A pacemaker-like device that stimulates the brain can help control some of the muscular problems brought on by Parkinson’s disease, the second most common neurodegenerative problem in America. A report in tomorrow’s New England Journal of Medicine may prompt doctors to recommend its use sooner rather than later.
Parkinson’s disease occurs when nerve cells in the brain that make the chemical messenger dopamine begin wasting away. Dopamine helps coordinate movements. Without dopamine, hands tremble, arms and legs become stiff, movement slows and sometimes stops, balance and coordination fail. People with Parkinson’s may have trouble walking, talking, swallowing, and doing simple everyday tasks.
Drugs such as levodopa can fill in for natural dopamine and ease symptoms. But symptoms can reappear as the body breaks down the drug. And levodopa can cause side effects such as hand tremor or uncontrolled movements.

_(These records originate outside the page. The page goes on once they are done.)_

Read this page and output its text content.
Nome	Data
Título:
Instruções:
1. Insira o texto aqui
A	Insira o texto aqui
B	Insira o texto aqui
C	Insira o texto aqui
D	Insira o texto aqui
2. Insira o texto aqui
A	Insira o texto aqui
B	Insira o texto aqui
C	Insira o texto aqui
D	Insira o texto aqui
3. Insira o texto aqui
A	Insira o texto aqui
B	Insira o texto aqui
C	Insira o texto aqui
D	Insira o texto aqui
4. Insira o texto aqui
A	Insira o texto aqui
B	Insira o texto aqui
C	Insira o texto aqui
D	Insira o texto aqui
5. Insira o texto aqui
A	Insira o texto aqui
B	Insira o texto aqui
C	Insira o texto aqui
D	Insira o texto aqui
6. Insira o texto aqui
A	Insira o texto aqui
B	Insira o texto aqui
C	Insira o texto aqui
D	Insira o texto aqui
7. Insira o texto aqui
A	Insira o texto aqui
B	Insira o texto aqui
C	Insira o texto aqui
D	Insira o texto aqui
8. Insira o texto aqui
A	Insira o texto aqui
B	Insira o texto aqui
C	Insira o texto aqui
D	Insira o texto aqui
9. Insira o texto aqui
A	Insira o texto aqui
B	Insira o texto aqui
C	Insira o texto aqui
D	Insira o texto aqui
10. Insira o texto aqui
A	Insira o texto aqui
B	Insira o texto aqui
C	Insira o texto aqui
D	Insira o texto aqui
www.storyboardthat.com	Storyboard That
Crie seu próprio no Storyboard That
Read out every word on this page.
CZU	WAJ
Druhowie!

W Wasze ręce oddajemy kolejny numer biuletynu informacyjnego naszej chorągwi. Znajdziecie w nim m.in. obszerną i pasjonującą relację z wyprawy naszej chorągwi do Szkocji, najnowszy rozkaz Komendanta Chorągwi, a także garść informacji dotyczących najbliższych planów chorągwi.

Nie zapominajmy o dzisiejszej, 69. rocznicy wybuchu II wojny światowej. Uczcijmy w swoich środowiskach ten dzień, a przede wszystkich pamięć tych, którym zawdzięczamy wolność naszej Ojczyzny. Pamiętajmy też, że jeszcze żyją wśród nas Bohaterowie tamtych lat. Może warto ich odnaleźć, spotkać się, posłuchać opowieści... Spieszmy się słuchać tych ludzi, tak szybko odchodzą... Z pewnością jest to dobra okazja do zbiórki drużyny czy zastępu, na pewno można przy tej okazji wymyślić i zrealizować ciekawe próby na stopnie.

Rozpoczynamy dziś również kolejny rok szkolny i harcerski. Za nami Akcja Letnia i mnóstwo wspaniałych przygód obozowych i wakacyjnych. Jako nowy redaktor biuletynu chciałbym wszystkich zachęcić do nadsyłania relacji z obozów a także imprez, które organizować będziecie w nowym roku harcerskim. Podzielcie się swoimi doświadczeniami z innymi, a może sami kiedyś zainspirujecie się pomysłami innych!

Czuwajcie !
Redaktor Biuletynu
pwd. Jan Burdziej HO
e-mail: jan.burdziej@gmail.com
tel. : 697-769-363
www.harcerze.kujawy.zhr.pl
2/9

For more than a decade, a non-drug approach known as deep-brain stimulation has been used to help control Parkinson’s symptoms. As shown in the image to the right, it involves placing a tiny wire called a lead (pronounced leed) in the part of the brain that controls movement and a matchbook-sized stimulator under the skin below the collarbone. The lead and stimulator are connected to each other by a second wire that runs under the skin of the shoulder, neck, and head. The device emits small pulses of electricity that help coordinate movement.
Deep-brain stimulation traditionally isn’t used until a person has lived with Parkinson’s for a decade or more. French and German researchers wanted to know whether it might be appropriate earlier in the course of the disease, soon after the onset of troubling muscle symptoms. It is, they report in the NEJM. In a randomized trial that included 251 men and women with Parkinson’s disease, deep-brain stimulation plus state-of-the-art drug therapy was better than drug therapy alone at improving quality of life, mobility, muscle symptoms, and the ability to carry out daily tasks.
“I’m not surprised to see these results, but I and others who work with Parkinson’s patients are certainly glad to see them,” said Dr. Alice Flaherty, a specialist in movement disorders and associate professor of psychiatry at Harvard-affiliated Massachusetts General Hospital. “This trial gives us more leeway to use deep-brain stimulation earlier in appropriate patients.”
Although deep-brain stimulation can be an excellent option for some people with Parkinson’s disease, it isn’t a miracle worker, isn’t for everyone, and comes with some risks, points out Dr. Daniel Tarsy, professor of neurology at Harvard Medical School and director of the Parkinson’s Disease and Movement Disorders Center at Beth Israel Deaconess Medical Center.
“Sometimes just adjusting a person’s medications can make a big improvement,” said Dr. Tarsy. Writing last year in JAMA, he described how changing a man’s levodopa schedule from every four hours to every three hours helped reduce his involuntary movements and episodes of “freezing,” where he couldn’t walk.
That said, when state-of-the-art medical therapy isn’t enough to control symptoms, “deep-brain stimulation can be a very effective addition,” said Dr. Tarsy.